Sehingga hingga saat ini metode duhamel sudah banyak dimodifikasi untuk
mendapat hasil yang lebih baik.Tehnik pembedahan dilakukan dengan reseksi
segmen sigmoid dikerjakan seperti swenson. Pungtum rektum dipotong sekitar 2-3
cm di atas dasar perineum dan ditutup dengan jahitan dua lapis memakai benang
sutera atau vicryl.
Ruang rektorektal dibuka sehingga seluruh
permukaan dinding posterior bebas. Sayatan endoanal setengah lingkaran
dilakukan pada dinding posterir rektum pada jarak 0,5 cm dari linea dentata.

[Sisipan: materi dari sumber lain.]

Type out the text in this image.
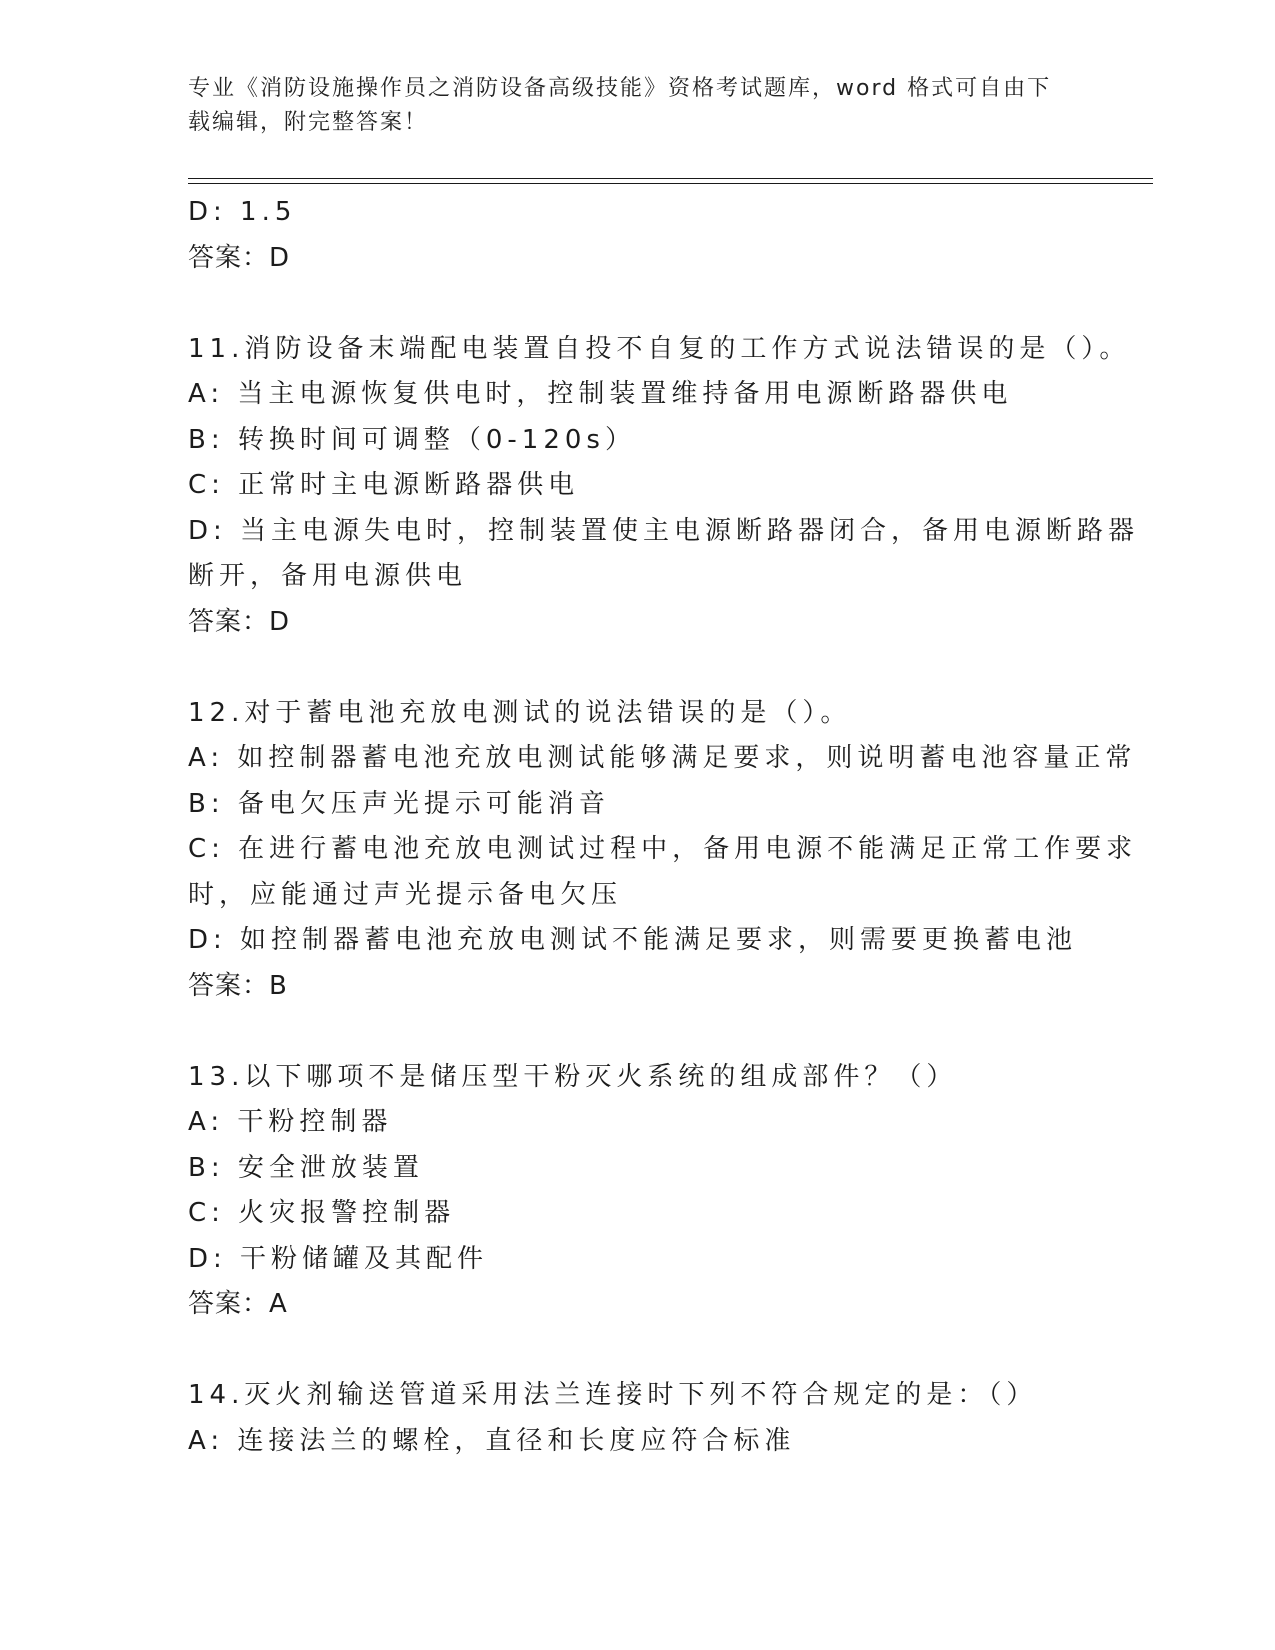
专业《消防设施操作员之消防设备高级技能》资格考试题库，word 格式可自由下
载编辑，附完整答案！
D: 1.5
答案：D
11.消防设备末端配电装置自投不自复的工作方式说法错误的是（）。
A: 当主电源恢复供电时，控制装置维持备用电源断路器供电
B: 转换时间可调整（0-120s）
C: 正常时主电源断路器供电
D: 当主电源失电时，控制装置使主电源断路器闭合，备用电源断路器
断开，备用电源供电
答案：D
12.对于蓄电池充放电测试的说法错误的是（）。
A: 如控制器蓄电池充放电测试能够满足要求，则说明蓄电池容量正常
B: 备电欠压声光提示可能消音
C: 在进行蓄电池充放电测试过程中，备用电源不能满足正常工作要求
时，应能通过声光提示备电欠压
D: 如控制器蓄电池充放电测试不能满足要求，则需要更换蓄电池
答案：B
13.以下哪项不是储压型干粉灭火系统的组成部件？（）
A: 干粉控制器
B: 安全泄放装置
C: 火灾报警控制器
D: 干粉储罐及其配件
答案：A
14.灭火剂输送管道采用法兰连接时下列不符合规定的是：（）
A: 连接法兰的螺栓，直径和长度应符合标准
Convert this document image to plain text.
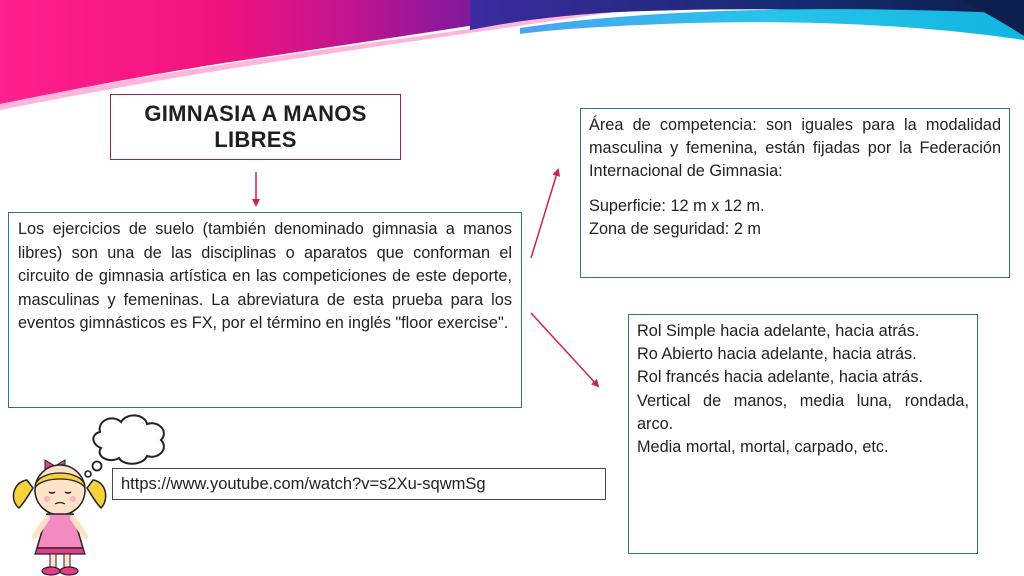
GIMNASIA A MANOS LIBRES
Los ejercicios de suelo (también denominado gimnasia a manos libres) son una de las disciplinas o aparatos que conforman el circuito de gimnasia artística en las competiciones de este deporte, masculinas y femeninas. La abreviatura de esta prueba para los eventos gimnásticos es FX, por el término en inglés "floor exercise".

Área de competencia: son iguales para la modalidad masculina y femenina, están fijadas por la Federación Internacional de Gimnasia:

Superficie: 12 m x 12 m.

Zona de seguridad: 2 m

Rol Simple hacia adelante, hacia atrás.

Ro Abierto hacia adelante, hacia atrás.

Rol francés hacia adelante, hacia atrás.

Vertical de manos, media luna, rondada, arco.

Media mortal, mortal, carpado, etc.

https://www.youtube.com/watch?v=s2Xu-sqwmSg
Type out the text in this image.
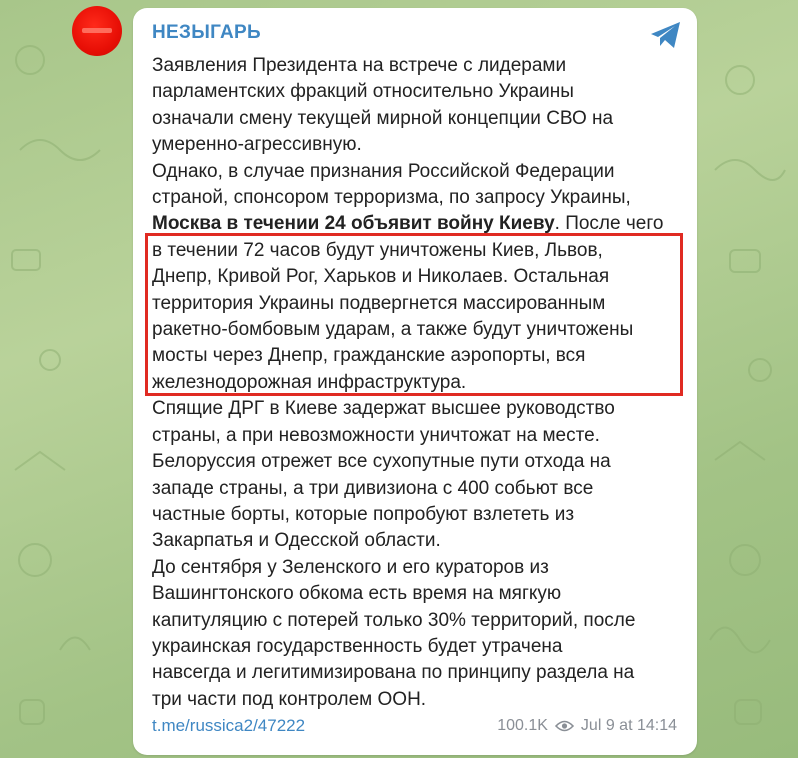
НЕЗЫГАРЬ
Заявления Президента на встрече с лидерами
парламентских фракций относительно Украины
означали смену текущей мирной концепции СВО на
умеренно-агрессивную.
Однако, в случае признания Российской Федерации
страной, спонсором терроризма, по запросу Украины,
Москва в течении 24 объявит войну Киеву. После чего
в течении 72 часов будут уничтожены Киев, Львов,
Днепр, Кривой Рог, Харьков и Николаев. Остальная
территория Украины подвергнется массированным
ракетно-бомбовым ударам, а также будут уничтожены
мосты через Днепр, гражданские аэропорты, вся
железнодорожная инфраструктура.
Спящие ДРГ в Киеве задержат высшее руководство
страны, а при невозможности уничтожат на месте.
Белоруссия отрежет все сухопутные пути отхода на
западе страны, а три дивизиона с 400 собьют все
частные борты, которые попробуют взлететь из
Закарпатья и Одесской области.
До сентября у Зеленского и его кураторов из
Вашингтонского обкома есть время на мягкую
капитуляцию с потерей только 30% территорий, после
украинская государственность будет утрачена
навсегда и легитимизирована по принципу раздела на
три части под контролем ООН.
t.me/russica2/47222	100.1K Jul 9 at 14:14
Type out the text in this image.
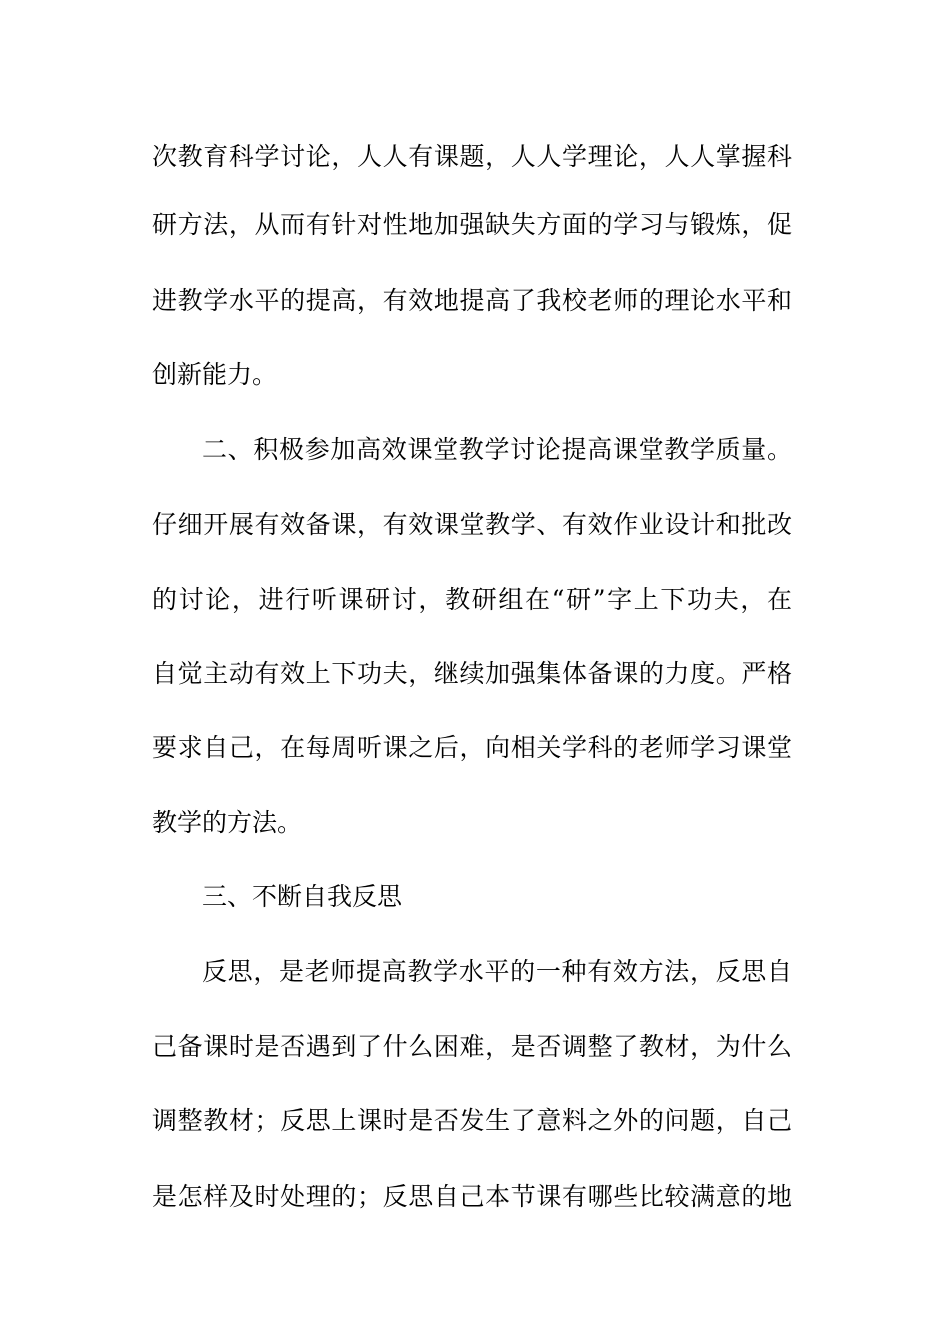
次教育科学讨论，人人有课题，人人学理论，人人掌握科
研方法，从而有针对性地加强缺失方面的学习与锻炼，促
进教学水平的提高，有效地提高了我校老师的理论水平和
创新能力。
二、积极参加高效课堂教学讨论提高课堂教学质量。
仔细开展有效备课，有效课堂教学、有效作业设计和批改
的讨论，进行听课研讨，教研组在“研”字上下功夫，在
自觉主动有效上下功夫，继续加强集体备课的力度。严格
要求自己，在每周听课之后，向相关学科的老师学习课堂
教学的方法。
三、不断自我反思
反思，是老师提高教学水平的一种有效方法，反思自
己备课时是否遇到了什么困难，是否调整了教材，为什么
调整教材；反思上课时是否发生了意料之外的问题，自己
是怎样及时处理的；反思自己本节课有哪些比较满意的地
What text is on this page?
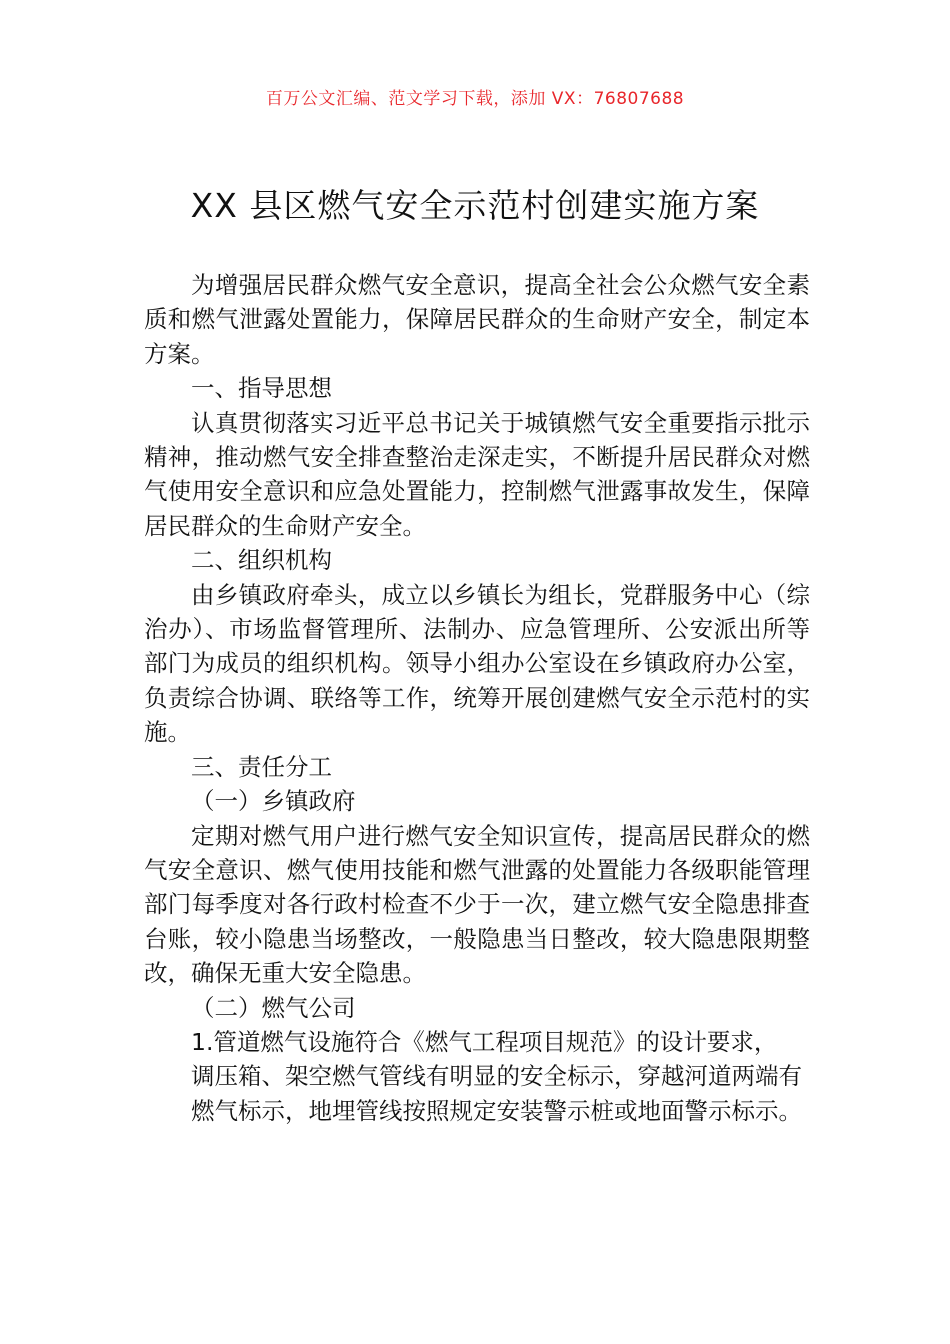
百万公文汇编、范文学习下载，添加 VX：76807688
XX 县区燃气安全示范村创建实施方案

为增强居民群众燃气安全意识，提高全社会公众燃气安全素质和燃气泄露处置能力，保障居民群众的生命财产安全，制定本方案。

一、指导思想

认真贯彻落实习近平总书记关于城镇燃气安全重要指示批示精神，推动燃气安全排查整治走深走实，不断提升居民群众对燃气使用安全意识和应急处置能力，控制燃气泄露事故发生，保障居民群众的生命财产安全。

二、组织机构

由乡镇政府牵头，成立以乡镇长为组长，党群服务中心（综治办）、市场监督管理所、法制办、应急管理所、公安派出所等部门为成员的组织机构。领导小组办公室设在乡镇政府办公室，负责综合协调、联络等工作，统筹开展创建燃气安全示范村的实施。

三、责任分工

（一）乡镇政府

定期对燃气用户进行燃气安全知识宣传，提高居民群众的燃气安全意识、燃气使用技能和燃气泄露的处置能力各级职能管理部门每季度对各行政村检查不少于一次，建立燃气安全隐患排查台账，较小隐患当场整改，一般隐患当日整改，较大隐患限期整改，确保无重大安全隐患。

（二）燃气公司

1.管道燃气设施符合《燃气工程项目规范》的设计要求，

调压箱、架空燃气管线有明显的安全标示，穿越河道两端有

燃气标示，地埋管线按照规定安装警示桩或地面警示标示。
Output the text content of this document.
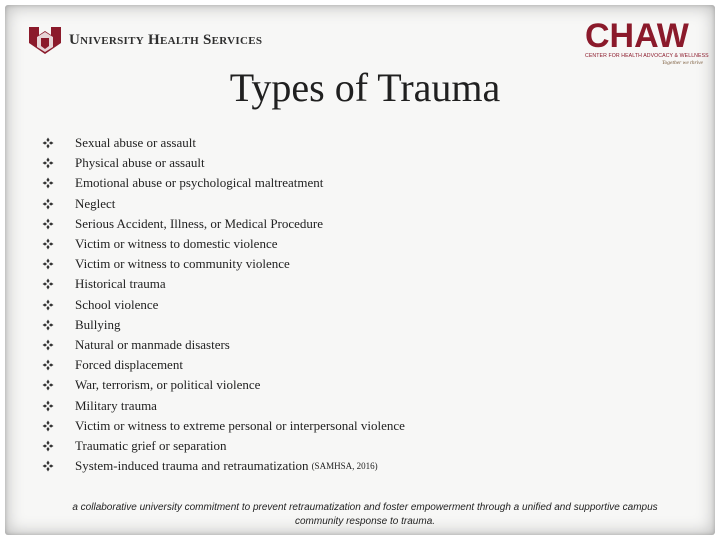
University Health Services	CHAW
CENTER FOR HEALTH ADVOCACY & WELLNESS
Together we thrive
Types of Trauma
Sexual abuse or assault
Physical abuse or assault
Emotional abuse or psychological maltreatment
Neglect
Serious Accident, Illness, or Medical Procedure
Victim or witness to domestic violence
Victim or witness to community violence
Historical trauma
School violence
Bullying
Natural or manmade disasters
Forced displacement
War, terrorism, or political violence
Military trauma
Victim or witness to extreme personal or interpersonal violence
Traumatic grief or separation
System-induced trauma and retraumatization (SAMHSA, 2016)
a collaborative university commitment to prevent retraumatization and foster empowerment through a unified and supportive campus community response to trauma.
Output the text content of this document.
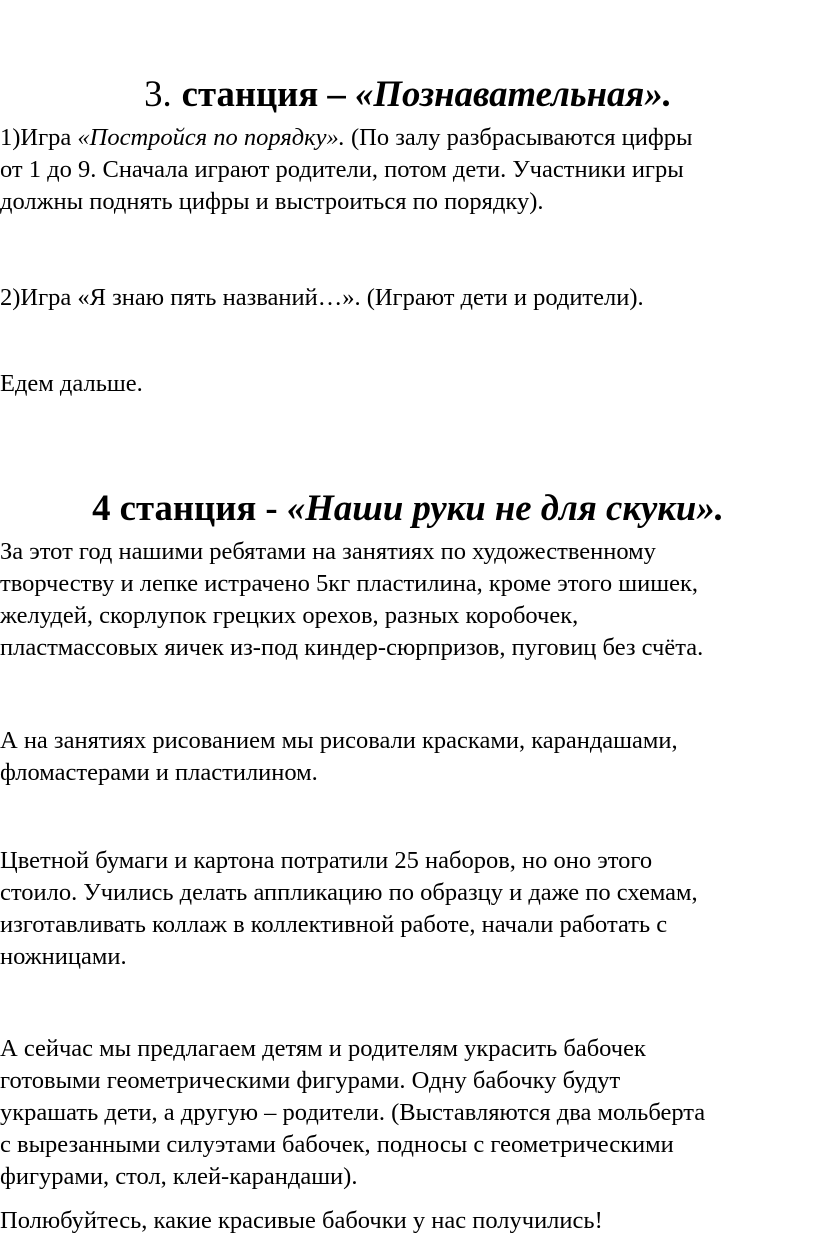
3. станция – «Познавательная».
1)Игра «Постройся по порядку». (По залу разбрасываются цифры
от 1 до 9. Сначала играют родители, потом дети. Участники игры
должны поднять цифры и выстроиться по порядку).
2)Игра «Я знаю пять названий…». (Играют дети и родители).
Едем дальше.
4 станция - «Наши руки не для скуки».
За этот год нашими ребятами на занятиях по художественному
творчеству и лепке истрачено 5кг пластилина, кроме этого шишек,
желудей, скорлупок грецких орехов, разных коробочек,
пластмассовых яичек из-под киндер-сюрпризов, пуговиц без счёта.
А на занятиях рисованием мы рисовали красками, карандашами,
фломастерами и пластилином.
Цветной бумаги и картона потратили 25 наборов, но оно этого
стоило. Учились делать аппликацию по образцу и даже по схемам,
изготавливать коллаж в коллективной работе, начали работать с
ножницами.
А сейчас мы предлагаем детям и родителям украсить бабочек
готовыми геометрическими фигурами. Одну бабочку будут
украшать дети, а другую – родители. (Выставляются два мольберта
с вырезанными силуэтами бабочек, подносы с геометрическими
фигурами, стол, клей-карандаши).
Полюбуйтесь, какие красивые бабочки у нас получились!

Selanjutnya kolon proksimal ditarik retrorektal melalui insisi endoanal keluar
anus. Mesokolon diletakkan di bagian posterior. Anastomosis kolorektal
dilakukan untuk membentuk rektum baru dengan menghilangkan septum (dinding
rektum posterior dan dinding anterior kolon proksimal).
3.
Teknik
Soave Operation
Dilakukan pembuangan lapisan mukosa
rektosigmoid dari lapisan seromuskular. Selanjutnya dilakukan penarikan kolon
berganglion keluar anus melalui selubung seromuskular rektosigmoid. Prosedur
ini disebut juga sebagai prosedur pull through endorektal. Setelah 21 hari,
sisa kolon yang diprolapskan dipotong.
BAB III
PENUTUP
3.1 Kesimpulan
Penyakit Hirschsprung adalah suatu
kelainan bawaan berupa aganglionosis usus, mulai dari sfingter anal internal ke
arah proksimal dengan panjang segmen tertentu, tetapi selalu termasuk anus dan
setidak-tidaknya sebagian rektum. 3 Kelainan ini dikenal sebagai congenital
aganglionesis, aganglionic megacolon, atau Hirschsprung’s disease. Hirschsprung
terjadi karena adanya permasalahan pada persarafan usus besar paling bawah,
mulai anus hingga usus di atasnya. Namun
yang jelas kelainan ini akan membuat BAB bayi tidak normal, bahkan cenderung
sembelit terus menerus. Hal ini dikarenakan tidak adanya syaraf yang dapat
mendorong kotoran keluar dari anus. Dalam keadaan normal, bahan makanan yang
dicerna bisa berjalan di sepanjang usus karena adanya kontraksi ritmis dari
otot-otot yang melapisi usus (kontraksi ritmis ini disebut gerakan
peristaltik). Gejala yang ditemukan pada bayi baru lahir yaitu dalam rentang
waktu 24-48 jam bayi tidak mengeluarkan mekonium (kototran pertama bayi yang
berbentuk seperti pasir berwarna hijau kehitaman, malas makan,muntah yang
berwarna hijau, pembesaran perut (perut menjadi buncit). Pada dasarnya
penyembuhan penyakit Hirschsprung hanya dapat dicapai dengan pembedahan, berupa
pengangkatan segmen usus aganglion, diikuti dengan pengembalian kontinuitas
usus. Prosedur bedah pada penyakit hirscshsprung dapat berupa bedah sementara
dan bedah definitive. Insidens penyakit Hirschsprung adalah sekitar 1 di antara
4400 sampai 7000 kelahiran hidup. Dalam kepustakaan disebutkan lelaki lebih
banyak, dengan rasio lelaki 4:1 perempuan. Penyakit ini jarang mengenai bayi
dengan riwayat prematuritas.
3.2 Saran
Adapun saran yang diajukan dalam
makalah ini, yaitu:
1.
Dalam mempelajari asuhan neonatus, seorang calon bidan diharapkan mengetahui
kelainan kongenital atau cacat bawaan yang biasanya terjadi pada neonatus
sehingga mampu memberikan asuhan neonatus dengan baik dan sesuai dengan
kewenangan profesi.
2.
Kepada pembaca, jika menggunakan makalah ini sebagai acuan dalam pembuatan
makalah atau karya tulis yang berkaitan dengan judul makalah ini, diharapkan
kekurangan yang ada dalam makalah ini dapat diperbaharui dengan lebih baik.